Early Morning (1922) 90cm x85cm, London.
Major Sir William Newenham Montague Orpen was born on 27 November 1878, in Stillorgan, Co.Dublin, Ireland. He was the fourth son of Arthur Herbert Orpen and his wife, Anne Caulfield (daughter of the Right Rev. Charles Caulfield; Bishop of Nassau). Both of his parents were amateur painters, and his eldest brother, Richard Caulfield Orpen, became a notable architect.
Growing up at the family home Oriel, at the age of 13, the young and talented Orpen attended the Dublin Metropolitan School of Art. It was here that he won every major prize as well as the British Isles Gold Medal for Life Drawing; before leaving to study at the Slade School of Art (1897-1899). It was here that he mastered an oil painting technique which included mirrors in his pictures to create images within images; adding false frames and collages around his subjects; making pictorial references to works by other artists in his own paintings.
Orpen married Grace Knewstub and they had three daughters together; but the marriage was not a happy one and, by 1908, Orpen had begun a long running affair with Mrs Evelyn Saint-George, a well-connected American millionairess based in London, and with whom he also had a child.

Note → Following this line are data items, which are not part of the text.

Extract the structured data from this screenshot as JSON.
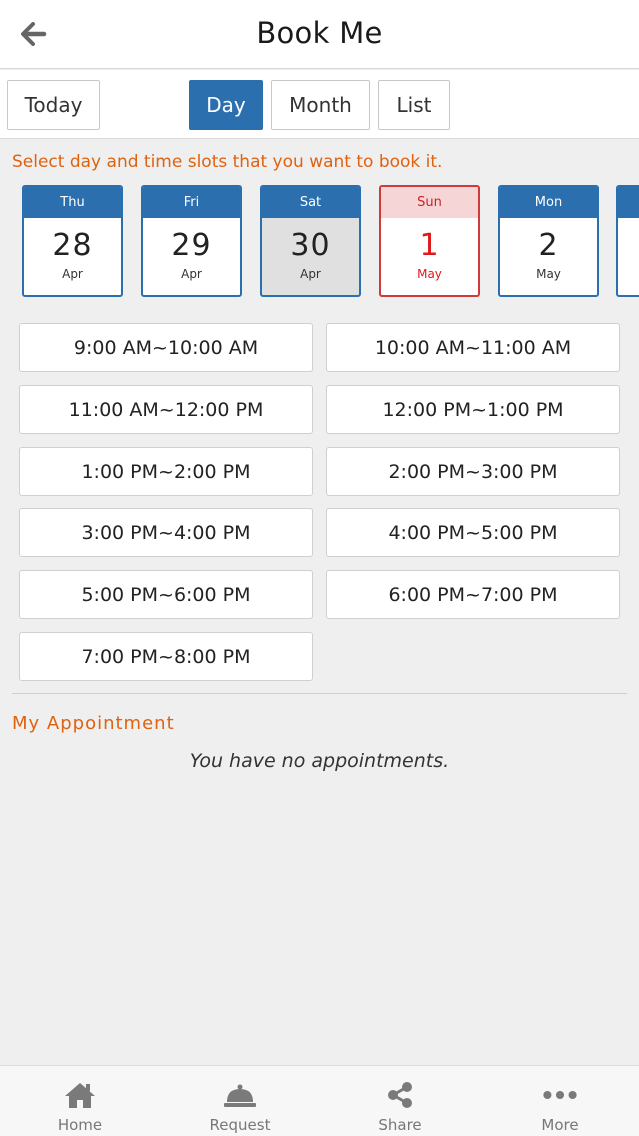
{
  "header": {
    "title": "Book Me",
    "back_icon": "arrow-left-icon"
  },
  "view_bar": {
    "today": "Today",
    "day": "Day",
    "month": "Month",
    "list": "List",
    "active": "Day"
  },
  "instruction": "Select day and time slots that you want to book it.",
  "dates": [
    {
      "dow": "Thu",
      "day": "28",
      "month": "Apr",
      "state": "normal"
    },
    {
      "dow": "Fri",
      "day": "29",
      "month": "Apr",
      "state": "normal"
    },
    {
      "dow": "Sat",
      "day": "30",
      "month": "Apr",
      "state": "selected"
    },
    {
      "dow": "Sun",
      "day": "1",
      "month": "May",
      "state": "weekend"
    },
    {
      "dow": "Mon",
      "day": "2",
      "month": "May",
      "state": "normal"
    }
  ],
  "slots": [
    "9:00 AM~10:00 AM",
    "10:00 AM~11:00 AM",
    "11:00 AM~12:00 PM",
    "12:00 PM~1:00 PM",
    "1:00 PM~2:00 PM",
    "2:00 PM~3:00 PM",
    "3:00 PM~4:00 PM",
    "4:00 PM~5:00 PM",
    "5:00 PM~6:00 PM",
    "6:00 PM~7:00 PM",
    "7:00 PM~8:00 PM"
  ],
  "appointments": {
    "title": "My Appointment",
    "empty": "You have no appointments."
  },
  "nav": [
    {
      "label": "Home",
      "icon": "home-icon"
    },
    {
      "label": "Request",
      "icon": "bell-icon"
    },
    {
      "label": "Share",
      "icon": "share-icon"
    },
    {
      "label": "More",
      "icon": "more-icon"
    }
  ],
  "colors": {
    "primary": "#2b6fae",
    "accent": "#e0620f",
    "weekend": "#e01818"
  }
}
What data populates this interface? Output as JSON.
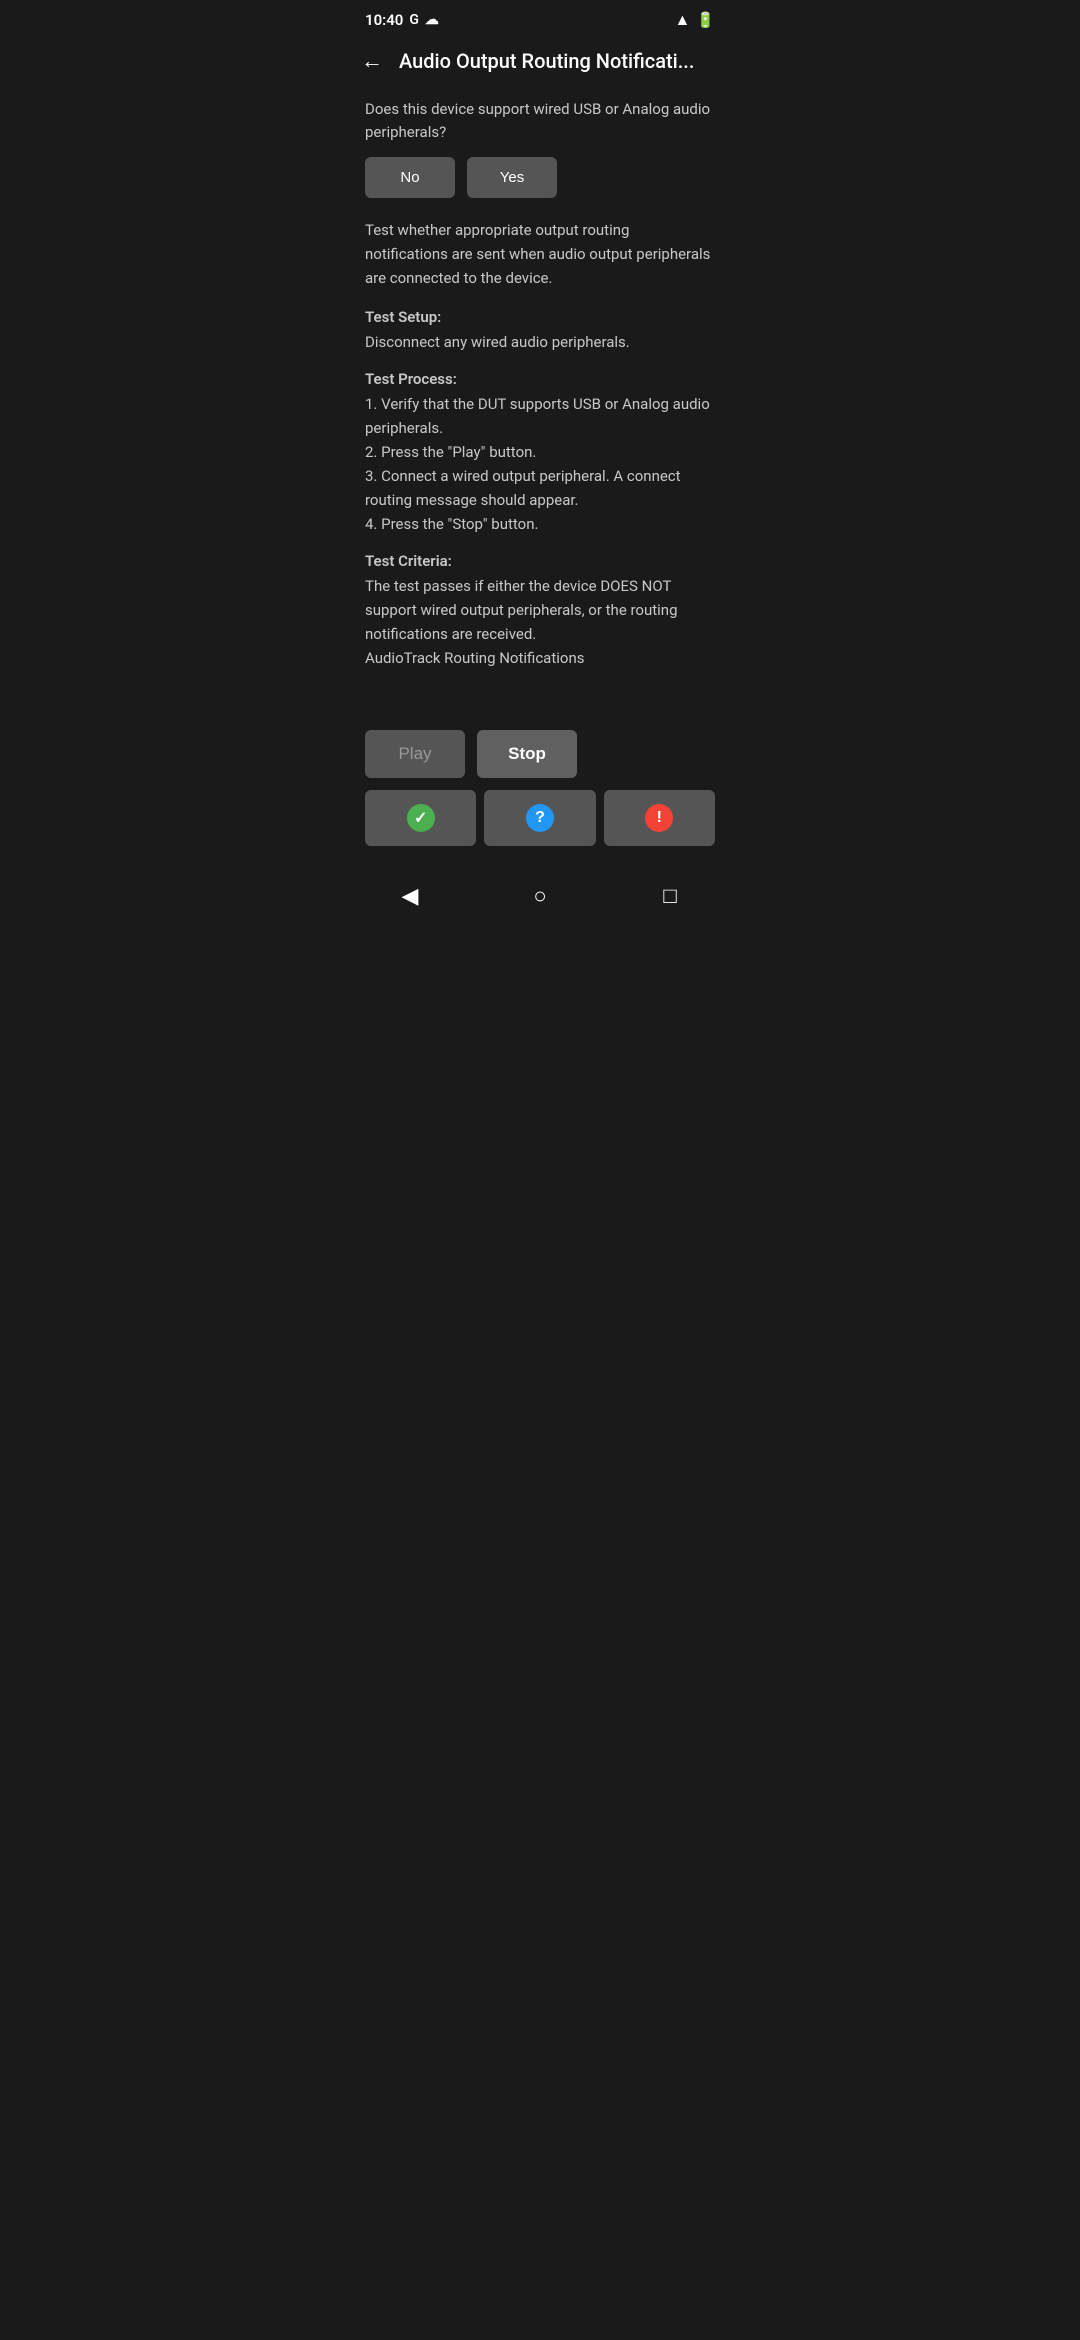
{
  "status_bar": {
    "time": "10:40",
    "network_type": "G",
    "cloud_label": "cloud"
  },
  "header": {
    "back_label": "←",
    "title": "Audio Output Routing Notificati..."
  },
  "main": {
    "question": "Does this device support wired USB or Analog audio peripherals?",
    "btn_no": "No",
    "btn_yes": "Yes",
    "description": "Test whether appropriate output routing notifications are sent when audio output peripherals are connected to the device.",
    "test_setup_title": "Test Setup:",
    "test_setup_content": "Disconnect any wired audio peripherals.",
    "test_process_title": "Test Process:",
    "test_process_content": "1. Verify that the DUT supports USB or Analog audio peripherals.\n2. Press the \"Play\" button.\n3. Connect a wired output peripheral. A connect routing message should appear.\n4. Press the \"Stop\" button.",
    "test_criteria_title": "Test Criteria:",
    "test_criteria_content": "The test passes if either the device DOES NOT support wired output peripherals, or the routing notifications are received.\nAudioTrack Routing Notifications",
    "btn_play": "Play",
    "btn_stop": "Stop",
    "btn_pass_icon": "✓",
    "btn_info_icon": "?",
    "btn_fail_icon": "!"
  },
  "nav": {
    "back_icon": "◀",
    "home_icon": "○",
    "recent_icon": "□"
  }
}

- By the start of WW1, Orpen was the most commercially successful artist working in Britain.
- In December 1915 he was commissioned into the Army Service Corps painting portraits, including that of Winston Churchill, and other war artist postings.
- In late1917, Orpen spent two weeks in hospital with blood poisoning and it was here that he met a young volunteer Red Cross worker from Lille named Yvonne Aubicq.
In May 1918, 125 of Orpen’s war paintings and drawings were displayed at Agnew’s Galleries in Old Bond Street in London. The exhibition was a great success with 9,000 paying visitors attending its four week exhibition.
- In 1928 Orpen stood for election as President of the Royal Academy but lost to Sir William Llewellyn.
- Orpen died aged 53 in London, on 29 September 1931, and was buried at Putney Vale Cemetery.